Dr Jago Cooper explores the extraordinary and resilient culture of the American Northwest, revealing one the most inspiring stories in human history.
1,400 miles of rugged, windswept and rocky coastline in what is now the Alaskan panhandle, British Columbia and Washington state have been home to hundreds of distinct communities for over 10,000 years. Theirs is the longest continuing culture to be found anywhere in the Americas. They mastered a tough environment to create unique and complex communities that have redefined how human societies develop. They produced art infused with meaning that ranks alongside any other major civilisation on Earth. And they were very nearly wiped out – by foreign disease, oppression and theft of their lands. But a deep connection to the environment lies at the heart of their endurance, and – unlike many indigenous cultures annihilated following European contact – their culture sustains and has much to offer the rest of the world today.
Part 1: Arrival
Jago sees how a complex society developed without agriculture. The answer lies in the extraordinary way in which the people understood and mastered their environment, which in turn is reflected in their identity and social structures. He reveals the hidden significance in totem poles, canoes and intricate textiles, arguing that the peoples of the Northwest Coast achieved the highest levels of cultural achievement.
Part 2: Survival
Jago reveals how a cultural tradition that began over 10,000 years ago managed to survive against the odds.
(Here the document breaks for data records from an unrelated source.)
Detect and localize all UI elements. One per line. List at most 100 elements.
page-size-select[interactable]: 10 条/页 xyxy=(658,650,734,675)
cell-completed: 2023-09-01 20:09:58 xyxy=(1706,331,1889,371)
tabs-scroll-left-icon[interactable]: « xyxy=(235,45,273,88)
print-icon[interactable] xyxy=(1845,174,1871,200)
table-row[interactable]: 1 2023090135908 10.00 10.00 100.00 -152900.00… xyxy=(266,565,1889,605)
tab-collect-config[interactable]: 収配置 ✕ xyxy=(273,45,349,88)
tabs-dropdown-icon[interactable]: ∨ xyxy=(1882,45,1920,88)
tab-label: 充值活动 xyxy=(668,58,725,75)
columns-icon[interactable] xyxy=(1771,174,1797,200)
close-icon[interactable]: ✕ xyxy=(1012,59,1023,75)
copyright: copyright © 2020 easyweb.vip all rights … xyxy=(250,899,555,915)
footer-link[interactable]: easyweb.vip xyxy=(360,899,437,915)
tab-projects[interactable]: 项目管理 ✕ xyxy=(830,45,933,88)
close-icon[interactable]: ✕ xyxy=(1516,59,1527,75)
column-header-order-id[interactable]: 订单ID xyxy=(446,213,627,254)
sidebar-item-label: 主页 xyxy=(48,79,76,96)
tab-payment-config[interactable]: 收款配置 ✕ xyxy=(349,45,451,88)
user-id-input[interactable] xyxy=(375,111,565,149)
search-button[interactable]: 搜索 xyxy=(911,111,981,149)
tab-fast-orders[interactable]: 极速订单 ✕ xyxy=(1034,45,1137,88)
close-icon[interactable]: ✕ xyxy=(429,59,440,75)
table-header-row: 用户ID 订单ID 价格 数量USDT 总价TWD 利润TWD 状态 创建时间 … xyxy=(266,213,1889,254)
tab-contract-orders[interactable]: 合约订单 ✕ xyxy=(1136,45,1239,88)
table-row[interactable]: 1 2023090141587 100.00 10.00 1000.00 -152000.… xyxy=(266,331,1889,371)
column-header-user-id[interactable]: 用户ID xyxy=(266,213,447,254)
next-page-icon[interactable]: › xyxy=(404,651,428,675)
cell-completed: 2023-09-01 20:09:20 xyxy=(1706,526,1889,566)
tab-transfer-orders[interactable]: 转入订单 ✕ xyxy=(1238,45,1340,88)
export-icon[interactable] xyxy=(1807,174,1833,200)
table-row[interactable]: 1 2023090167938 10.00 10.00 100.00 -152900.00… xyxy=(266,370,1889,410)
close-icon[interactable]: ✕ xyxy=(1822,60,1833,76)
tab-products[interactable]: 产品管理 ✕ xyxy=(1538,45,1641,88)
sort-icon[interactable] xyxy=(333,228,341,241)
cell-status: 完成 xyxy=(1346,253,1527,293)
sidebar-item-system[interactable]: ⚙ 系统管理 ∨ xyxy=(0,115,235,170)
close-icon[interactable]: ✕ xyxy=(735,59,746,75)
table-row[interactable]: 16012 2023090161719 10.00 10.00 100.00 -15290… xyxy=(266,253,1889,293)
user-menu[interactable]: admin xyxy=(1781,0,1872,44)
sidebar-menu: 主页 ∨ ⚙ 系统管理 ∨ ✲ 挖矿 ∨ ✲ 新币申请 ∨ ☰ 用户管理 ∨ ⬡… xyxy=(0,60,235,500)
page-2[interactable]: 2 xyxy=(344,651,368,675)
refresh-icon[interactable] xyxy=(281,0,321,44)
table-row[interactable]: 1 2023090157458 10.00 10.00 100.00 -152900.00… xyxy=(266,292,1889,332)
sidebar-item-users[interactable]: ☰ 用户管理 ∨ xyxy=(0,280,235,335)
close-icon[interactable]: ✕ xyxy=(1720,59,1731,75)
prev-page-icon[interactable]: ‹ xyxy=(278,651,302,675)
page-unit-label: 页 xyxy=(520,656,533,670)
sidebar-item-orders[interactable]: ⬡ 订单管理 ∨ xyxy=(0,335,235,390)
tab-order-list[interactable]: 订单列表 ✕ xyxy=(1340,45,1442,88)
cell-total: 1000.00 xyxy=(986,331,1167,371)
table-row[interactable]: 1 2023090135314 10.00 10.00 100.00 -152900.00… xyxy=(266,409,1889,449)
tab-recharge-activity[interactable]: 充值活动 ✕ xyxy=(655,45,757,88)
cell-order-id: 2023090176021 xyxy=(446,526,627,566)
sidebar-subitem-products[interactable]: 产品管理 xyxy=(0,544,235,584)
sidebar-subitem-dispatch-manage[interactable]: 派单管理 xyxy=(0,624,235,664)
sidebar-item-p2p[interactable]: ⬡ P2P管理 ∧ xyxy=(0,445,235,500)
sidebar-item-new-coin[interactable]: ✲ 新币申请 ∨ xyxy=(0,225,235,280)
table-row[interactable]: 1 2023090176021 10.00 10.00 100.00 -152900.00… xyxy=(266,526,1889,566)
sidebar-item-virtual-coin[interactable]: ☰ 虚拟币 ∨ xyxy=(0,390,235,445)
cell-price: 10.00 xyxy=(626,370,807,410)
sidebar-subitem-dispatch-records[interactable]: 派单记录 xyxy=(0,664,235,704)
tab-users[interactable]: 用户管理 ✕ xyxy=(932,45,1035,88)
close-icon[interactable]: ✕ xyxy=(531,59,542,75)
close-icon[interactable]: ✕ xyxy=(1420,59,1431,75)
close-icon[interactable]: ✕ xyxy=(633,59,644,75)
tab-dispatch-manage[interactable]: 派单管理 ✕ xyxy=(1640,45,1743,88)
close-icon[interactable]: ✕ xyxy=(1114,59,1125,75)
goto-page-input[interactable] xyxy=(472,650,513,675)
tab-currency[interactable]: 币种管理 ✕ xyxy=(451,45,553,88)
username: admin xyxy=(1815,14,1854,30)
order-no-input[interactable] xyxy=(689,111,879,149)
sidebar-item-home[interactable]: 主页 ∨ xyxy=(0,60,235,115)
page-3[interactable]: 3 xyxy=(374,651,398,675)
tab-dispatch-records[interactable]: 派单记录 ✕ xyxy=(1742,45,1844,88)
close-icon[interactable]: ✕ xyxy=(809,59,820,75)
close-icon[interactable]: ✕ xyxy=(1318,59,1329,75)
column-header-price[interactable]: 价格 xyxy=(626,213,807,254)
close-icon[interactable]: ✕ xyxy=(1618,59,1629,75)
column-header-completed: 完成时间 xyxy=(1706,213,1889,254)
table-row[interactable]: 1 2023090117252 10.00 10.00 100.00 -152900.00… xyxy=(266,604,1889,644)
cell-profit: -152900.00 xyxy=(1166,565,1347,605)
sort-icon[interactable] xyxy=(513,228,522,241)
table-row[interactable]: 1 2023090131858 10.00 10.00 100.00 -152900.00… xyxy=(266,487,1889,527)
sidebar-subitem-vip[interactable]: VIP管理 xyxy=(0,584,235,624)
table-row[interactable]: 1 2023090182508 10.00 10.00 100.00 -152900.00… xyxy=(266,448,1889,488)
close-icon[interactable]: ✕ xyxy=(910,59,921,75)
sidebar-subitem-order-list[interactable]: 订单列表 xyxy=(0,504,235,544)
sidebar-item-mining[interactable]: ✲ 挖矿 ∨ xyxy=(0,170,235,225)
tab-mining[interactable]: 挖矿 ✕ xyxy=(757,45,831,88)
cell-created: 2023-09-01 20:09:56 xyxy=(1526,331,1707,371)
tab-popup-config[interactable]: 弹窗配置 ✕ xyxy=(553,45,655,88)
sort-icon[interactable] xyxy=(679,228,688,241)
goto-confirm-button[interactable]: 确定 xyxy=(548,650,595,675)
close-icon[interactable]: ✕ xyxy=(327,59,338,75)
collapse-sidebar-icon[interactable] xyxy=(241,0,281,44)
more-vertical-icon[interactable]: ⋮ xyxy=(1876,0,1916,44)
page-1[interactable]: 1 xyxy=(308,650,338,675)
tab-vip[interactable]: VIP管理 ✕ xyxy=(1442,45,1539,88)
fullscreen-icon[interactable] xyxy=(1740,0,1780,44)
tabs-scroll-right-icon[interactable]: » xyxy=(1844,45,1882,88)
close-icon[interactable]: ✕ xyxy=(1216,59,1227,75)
Following European contact, the indigenous peoples of what is now southeast Alaska, British Columbia and Washington state suffered disease, theft of their land and oppression. But Jago argues that northwest coast culture has an extraordinary resilience. Its connection to the land has been developed over thousands of years, which meant that it was able to adapt and transform when faced with threats and disruption. These qualities make it one of the longest continuous cultures in the Americas.